The 2017 HEDIS quality measures are segmented into the following five categories.
- Effectiveness of care.
- Experience of care
- Access or availability of care
- Health plan descriptive information
- Utilization and relative resource use
The NCQA has the discretion to add, delete or revise the HEDIS measures on an annual basis. Before reporting the HEDIS quality measures publically, the NCQA would audit the data with the help of an NCQA-approved audit firm. Consumers use the information available in the public space to compare multiple health plans and local medical facilities.
HEDIS is designed to close gaps in health care and reduce the use of costly acute care through preventive services. It places a greater focus on quality improvement across healthcare organizations and value-based care, thereby enabling providers to achieve these objectives.
Health insurers face the following challenges with improving their performance on HEDIS quality measures.
- Designing quality reporting scores
- Administrative workload involved in handling excess of quality data
- Low preventive screening among the provider networks
- Lack of health IT adoption for reporting HEDIS scores among providers
Let us consider some of the best practices that will help health insurers surmount these challenges and improve their HEDIS quality scores.
- Insurers must properly align their risk adjustment and quality management. This will help reduce healthcare spending, improve patient outcomes and gain revenue growth. The risk adjusted data will help determine whether changes in performance are largely tied to an organizational factor. This will make it simpler to drive financial incentives or penalties to impact quality improvement.

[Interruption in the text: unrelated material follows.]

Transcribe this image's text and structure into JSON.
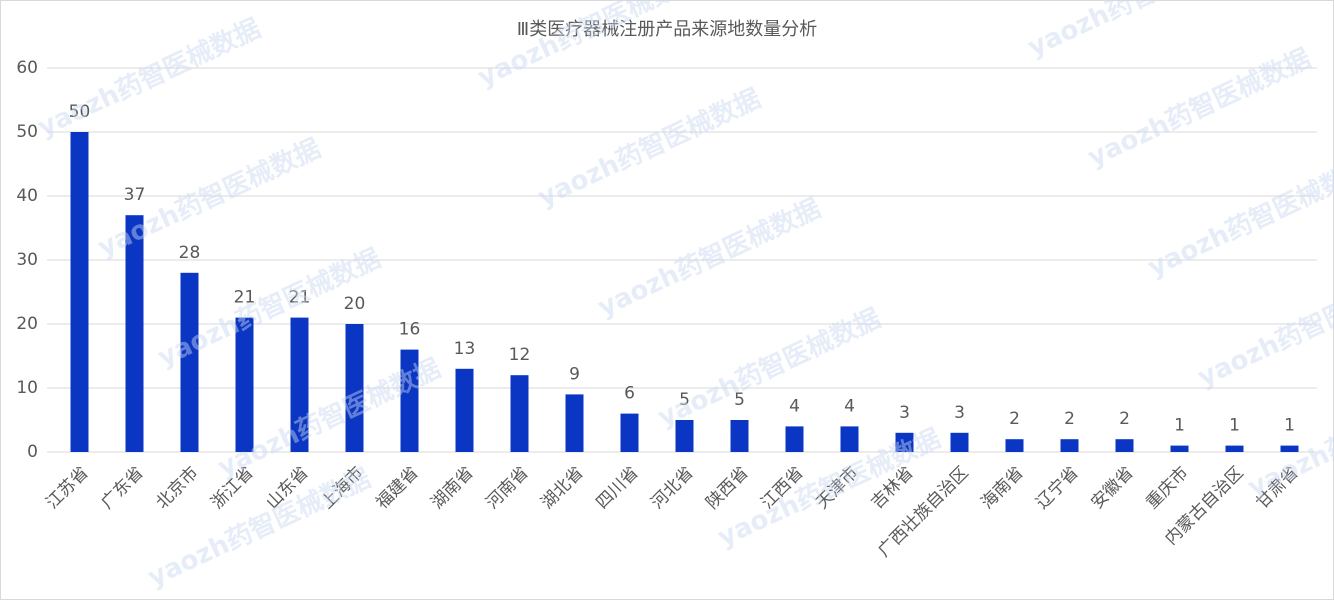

- Health insurance companies can utilize statistical analysis to determine whether any performance measures need to be changed or eliminated.

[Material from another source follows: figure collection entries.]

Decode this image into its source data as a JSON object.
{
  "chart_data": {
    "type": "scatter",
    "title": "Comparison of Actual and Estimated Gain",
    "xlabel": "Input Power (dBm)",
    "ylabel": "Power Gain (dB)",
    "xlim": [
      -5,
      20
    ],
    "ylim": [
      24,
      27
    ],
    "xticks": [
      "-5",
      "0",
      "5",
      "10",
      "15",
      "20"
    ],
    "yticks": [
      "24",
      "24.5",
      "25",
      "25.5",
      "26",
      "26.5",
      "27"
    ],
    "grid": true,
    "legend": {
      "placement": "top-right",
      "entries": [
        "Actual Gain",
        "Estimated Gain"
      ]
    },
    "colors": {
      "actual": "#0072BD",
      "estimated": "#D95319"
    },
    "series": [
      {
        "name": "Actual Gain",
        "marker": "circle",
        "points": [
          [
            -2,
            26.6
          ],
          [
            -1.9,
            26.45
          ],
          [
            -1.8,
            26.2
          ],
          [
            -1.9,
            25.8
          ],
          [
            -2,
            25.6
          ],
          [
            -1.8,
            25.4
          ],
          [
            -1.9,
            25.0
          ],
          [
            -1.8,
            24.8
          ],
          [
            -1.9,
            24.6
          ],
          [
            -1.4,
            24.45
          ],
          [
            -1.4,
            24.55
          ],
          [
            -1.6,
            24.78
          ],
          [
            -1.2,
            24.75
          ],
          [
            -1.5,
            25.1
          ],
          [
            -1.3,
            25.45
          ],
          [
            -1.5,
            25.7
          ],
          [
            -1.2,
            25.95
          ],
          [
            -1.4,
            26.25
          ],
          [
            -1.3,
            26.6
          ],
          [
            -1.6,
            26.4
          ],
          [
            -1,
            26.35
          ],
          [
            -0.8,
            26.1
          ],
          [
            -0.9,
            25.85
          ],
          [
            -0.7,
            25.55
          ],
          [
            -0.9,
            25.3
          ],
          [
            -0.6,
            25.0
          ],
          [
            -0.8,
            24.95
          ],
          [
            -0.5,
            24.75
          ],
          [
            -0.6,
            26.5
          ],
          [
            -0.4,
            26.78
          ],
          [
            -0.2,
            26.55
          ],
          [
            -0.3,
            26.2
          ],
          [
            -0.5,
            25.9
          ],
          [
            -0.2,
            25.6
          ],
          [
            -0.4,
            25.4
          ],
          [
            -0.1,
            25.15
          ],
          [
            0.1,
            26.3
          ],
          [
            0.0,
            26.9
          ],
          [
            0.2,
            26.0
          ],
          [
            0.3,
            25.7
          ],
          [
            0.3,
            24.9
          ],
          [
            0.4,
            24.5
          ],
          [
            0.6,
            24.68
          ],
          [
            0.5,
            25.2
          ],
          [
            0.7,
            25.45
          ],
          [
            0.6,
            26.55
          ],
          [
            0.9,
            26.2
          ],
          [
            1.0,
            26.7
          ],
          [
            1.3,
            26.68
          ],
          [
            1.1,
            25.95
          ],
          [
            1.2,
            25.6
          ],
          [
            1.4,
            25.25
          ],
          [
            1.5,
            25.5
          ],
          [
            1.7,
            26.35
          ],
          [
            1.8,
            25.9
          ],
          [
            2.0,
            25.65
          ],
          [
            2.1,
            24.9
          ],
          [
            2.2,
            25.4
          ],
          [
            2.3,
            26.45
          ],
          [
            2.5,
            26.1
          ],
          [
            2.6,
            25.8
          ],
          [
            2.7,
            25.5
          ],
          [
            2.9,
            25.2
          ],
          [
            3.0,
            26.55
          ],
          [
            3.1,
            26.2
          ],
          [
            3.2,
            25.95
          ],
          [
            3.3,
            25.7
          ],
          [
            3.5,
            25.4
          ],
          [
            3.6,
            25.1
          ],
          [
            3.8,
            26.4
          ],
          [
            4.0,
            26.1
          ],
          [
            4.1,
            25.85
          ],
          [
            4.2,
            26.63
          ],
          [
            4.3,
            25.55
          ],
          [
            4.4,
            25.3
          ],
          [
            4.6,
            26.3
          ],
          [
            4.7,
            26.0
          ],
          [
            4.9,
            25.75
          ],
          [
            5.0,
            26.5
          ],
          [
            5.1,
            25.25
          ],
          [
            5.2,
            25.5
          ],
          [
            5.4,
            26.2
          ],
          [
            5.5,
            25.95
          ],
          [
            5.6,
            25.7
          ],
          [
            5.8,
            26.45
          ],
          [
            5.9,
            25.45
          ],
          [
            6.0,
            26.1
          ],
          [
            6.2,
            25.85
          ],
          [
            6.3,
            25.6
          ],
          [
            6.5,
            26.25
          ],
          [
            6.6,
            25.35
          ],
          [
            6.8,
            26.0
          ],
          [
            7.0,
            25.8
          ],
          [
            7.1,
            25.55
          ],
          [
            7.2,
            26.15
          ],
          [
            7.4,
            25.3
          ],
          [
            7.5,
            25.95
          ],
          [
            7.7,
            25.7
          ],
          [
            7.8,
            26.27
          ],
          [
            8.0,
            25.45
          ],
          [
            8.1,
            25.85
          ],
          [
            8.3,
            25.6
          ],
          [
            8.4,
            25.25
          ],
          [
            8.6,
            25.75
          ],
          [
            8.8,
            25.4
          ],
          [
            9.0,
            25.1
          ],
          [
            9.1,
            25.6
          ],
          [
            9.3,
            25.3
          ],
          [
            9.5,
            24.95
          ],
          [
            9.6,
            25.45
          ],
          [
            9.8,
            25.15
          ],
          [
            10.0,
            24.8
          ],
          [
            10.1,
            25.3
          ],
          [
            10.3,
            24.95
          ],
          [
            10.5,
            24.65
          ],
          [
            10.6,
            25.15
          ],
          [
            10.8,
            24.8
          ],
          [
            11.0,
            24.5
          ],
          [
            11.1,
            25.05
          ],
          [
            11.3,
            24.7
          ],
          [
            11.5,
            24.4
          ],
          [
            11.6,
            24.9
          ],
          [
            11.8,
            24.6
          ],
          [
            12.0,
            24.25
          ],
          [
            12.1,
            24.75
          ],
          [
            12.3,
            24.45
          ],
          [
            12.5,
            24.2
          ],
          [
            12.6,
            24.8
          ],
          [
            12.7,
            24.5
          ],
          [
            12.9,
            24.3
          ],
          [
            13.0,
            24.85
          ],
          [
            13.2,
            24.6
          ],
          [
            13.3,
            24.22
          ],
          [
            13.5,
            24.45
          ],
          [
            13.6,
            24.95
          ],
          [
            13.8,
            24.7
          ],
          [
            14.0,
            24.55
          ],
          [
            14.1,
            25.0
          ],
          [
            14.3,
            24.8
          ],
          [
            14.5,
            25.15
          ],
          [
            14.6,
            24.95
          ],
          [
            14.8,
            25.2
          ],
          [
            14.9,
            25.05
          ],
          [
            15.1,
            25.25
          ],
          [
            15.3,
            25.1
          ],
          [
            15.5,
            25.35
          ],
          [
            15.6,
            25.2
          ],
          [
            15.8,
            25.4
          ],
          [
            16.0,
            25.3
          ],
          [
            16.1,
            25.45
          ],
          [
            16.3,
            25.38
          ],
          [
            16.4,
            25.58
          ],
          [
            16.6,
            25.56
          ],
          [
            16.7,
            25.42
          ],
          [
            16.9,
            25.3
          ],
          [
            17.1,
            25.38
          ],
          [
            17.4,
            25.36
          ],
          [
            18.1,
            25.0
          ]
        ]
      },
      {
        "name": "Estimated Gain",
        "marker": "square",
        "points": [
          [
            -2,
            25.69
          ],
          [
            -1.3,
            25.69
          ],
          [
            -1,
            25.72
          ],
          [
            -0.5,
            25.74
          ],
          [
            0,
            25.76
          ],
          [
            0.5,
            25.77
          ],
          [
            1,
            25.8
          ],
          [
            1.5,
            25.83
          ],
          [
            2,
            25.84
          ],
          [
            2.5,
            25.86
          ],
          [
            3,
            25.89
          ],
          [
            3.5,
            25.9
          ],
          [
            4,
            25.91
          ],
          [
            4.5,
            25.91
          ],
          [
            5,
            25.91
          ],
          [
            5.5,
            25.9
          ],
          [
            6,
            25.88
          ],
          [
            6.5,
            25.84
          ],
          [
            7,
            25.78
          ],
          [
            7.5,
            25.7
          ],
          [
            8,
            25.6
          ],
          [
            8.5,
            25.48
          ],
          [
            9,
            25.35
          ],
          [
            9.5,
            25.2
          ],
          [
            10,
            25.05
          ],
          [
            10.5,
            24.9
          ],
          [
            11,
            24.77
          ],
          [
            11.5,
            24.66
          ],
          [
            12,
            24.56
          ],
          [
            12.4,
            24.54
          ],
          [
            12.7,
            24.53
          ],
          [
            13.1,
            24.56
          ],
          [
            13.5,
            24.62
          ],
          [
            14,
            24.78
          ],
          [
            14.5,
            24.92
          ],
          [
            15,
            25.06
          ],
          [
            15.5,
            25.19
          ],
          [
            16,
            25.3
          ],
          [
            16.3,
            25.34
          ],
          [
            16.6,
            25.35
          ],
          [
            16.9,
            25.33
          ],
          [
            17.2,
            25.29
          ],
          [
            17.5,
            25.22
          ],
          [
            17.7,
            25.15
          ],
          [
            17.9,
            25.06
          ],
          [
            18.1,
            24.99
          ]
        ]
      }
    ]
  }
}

- Population health management and patient data analytics could help improve HEDIS quality scores.
- Patient engagement can be included in payers’ clinical quality measures and financial incentives, which will help ensure that patient outreach is achieved.
- Patient engagement and wellness can be improved by incorporating beneficiary incentive programs. This involves offering economic incentives to health plan members who show healthy lifestyle choices. State Medicaid programs have included incentives in the form of cash, meals, gift cards, transportation and child care among others.

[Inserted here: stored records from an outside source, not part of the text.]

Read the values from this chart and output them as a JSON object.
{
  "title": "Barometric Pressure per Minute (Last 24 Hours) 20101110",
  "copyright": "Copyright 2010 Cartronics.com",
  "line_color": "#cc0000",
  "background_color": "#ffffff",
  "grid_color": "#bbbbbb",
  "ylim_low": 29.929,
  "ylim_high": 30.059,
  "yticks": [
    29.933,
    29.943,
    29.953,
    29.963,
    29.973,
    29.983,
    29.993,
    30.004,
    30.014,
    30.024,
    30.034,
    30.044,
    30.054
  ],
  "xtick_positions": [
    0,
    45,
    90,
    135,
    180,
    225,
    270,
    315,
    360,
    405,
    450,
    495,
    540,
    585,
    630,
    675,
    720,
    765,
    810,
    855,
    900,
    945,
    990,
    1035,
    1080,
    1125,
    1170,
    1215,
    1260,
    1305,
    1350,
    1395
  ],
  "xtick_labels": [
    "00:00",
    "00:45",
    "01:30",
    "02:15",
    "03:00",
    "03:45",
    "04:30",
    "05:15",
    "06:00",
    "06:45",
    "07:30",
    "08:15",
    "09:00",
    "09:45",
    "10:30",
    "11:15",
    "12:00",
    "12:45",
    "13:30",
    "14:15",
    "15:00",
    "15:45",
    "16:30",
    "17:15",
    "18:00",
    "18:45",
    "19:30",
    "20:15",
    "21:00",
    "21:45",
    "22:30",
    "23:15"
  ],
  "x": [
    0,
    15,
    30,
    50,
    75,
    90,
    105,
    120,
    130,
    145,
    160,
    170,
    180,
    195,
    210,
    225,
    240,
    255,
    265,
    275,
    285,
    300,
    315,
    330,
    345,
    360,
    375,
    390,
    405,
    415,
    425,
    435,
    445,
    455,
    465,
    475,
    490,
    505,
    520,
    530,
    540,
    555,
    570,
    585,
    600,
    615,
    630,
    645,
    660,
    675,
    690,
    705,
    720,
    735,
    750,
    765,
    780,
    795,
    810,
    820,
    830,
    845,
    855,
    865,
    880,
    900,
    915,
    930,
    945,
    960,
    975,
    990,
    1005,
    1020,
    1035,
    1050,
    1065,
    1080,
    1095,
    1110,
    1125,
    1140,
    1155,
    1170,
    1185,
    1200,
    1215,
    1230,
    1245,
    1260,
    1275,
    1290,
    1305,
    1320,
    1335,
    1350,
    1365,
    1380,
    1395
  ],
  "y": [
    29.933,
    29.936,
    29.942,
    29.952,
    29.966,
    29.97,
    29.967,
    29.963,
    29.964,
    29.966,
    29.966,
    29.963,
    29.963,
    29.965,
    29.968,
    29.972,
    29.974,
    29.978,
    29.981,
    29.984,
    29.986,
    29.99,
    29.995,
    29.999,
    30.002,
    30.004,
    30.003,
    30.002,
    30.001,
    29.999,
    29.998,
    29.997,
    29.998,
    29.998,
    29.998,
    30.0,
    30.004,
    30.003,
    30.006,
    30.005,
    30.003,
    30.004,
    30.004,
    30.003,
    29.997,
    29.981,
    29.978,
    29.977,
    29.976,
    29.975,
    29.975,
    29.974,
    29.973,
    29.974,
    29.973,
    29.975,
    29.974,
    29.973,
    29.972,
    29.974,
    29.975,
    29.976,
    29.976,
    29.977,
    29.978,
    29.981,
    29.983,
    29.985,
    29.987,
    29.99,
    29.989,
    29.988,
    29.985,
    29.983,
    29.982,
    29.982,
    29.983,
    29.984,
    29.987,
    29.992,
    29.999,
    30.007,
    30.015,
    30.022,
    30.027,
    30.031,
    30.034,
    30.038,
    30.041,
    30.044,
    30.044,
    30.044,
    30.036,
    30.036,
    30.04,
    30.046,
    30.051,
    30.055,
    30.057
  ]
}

- Insurance companies will also have to focus on provider engagement. Providers are in charge of managing HEDIS quality scores and patient outcomes. With increased provider engagement, there will also be increased rates of preventive screening.
Health insurers must therefore focus on adopting new health IT solutions, improving healthcare documentation, increasing preventive screening rates, population health management, patient engagement, provider engagement and on transitioning reimbursement contracts to value-based care payment models. Adopting the right strategies will help payers close gaps in care, and improve quality. They can achieve their goals in improving their HEDIS quality measures performance.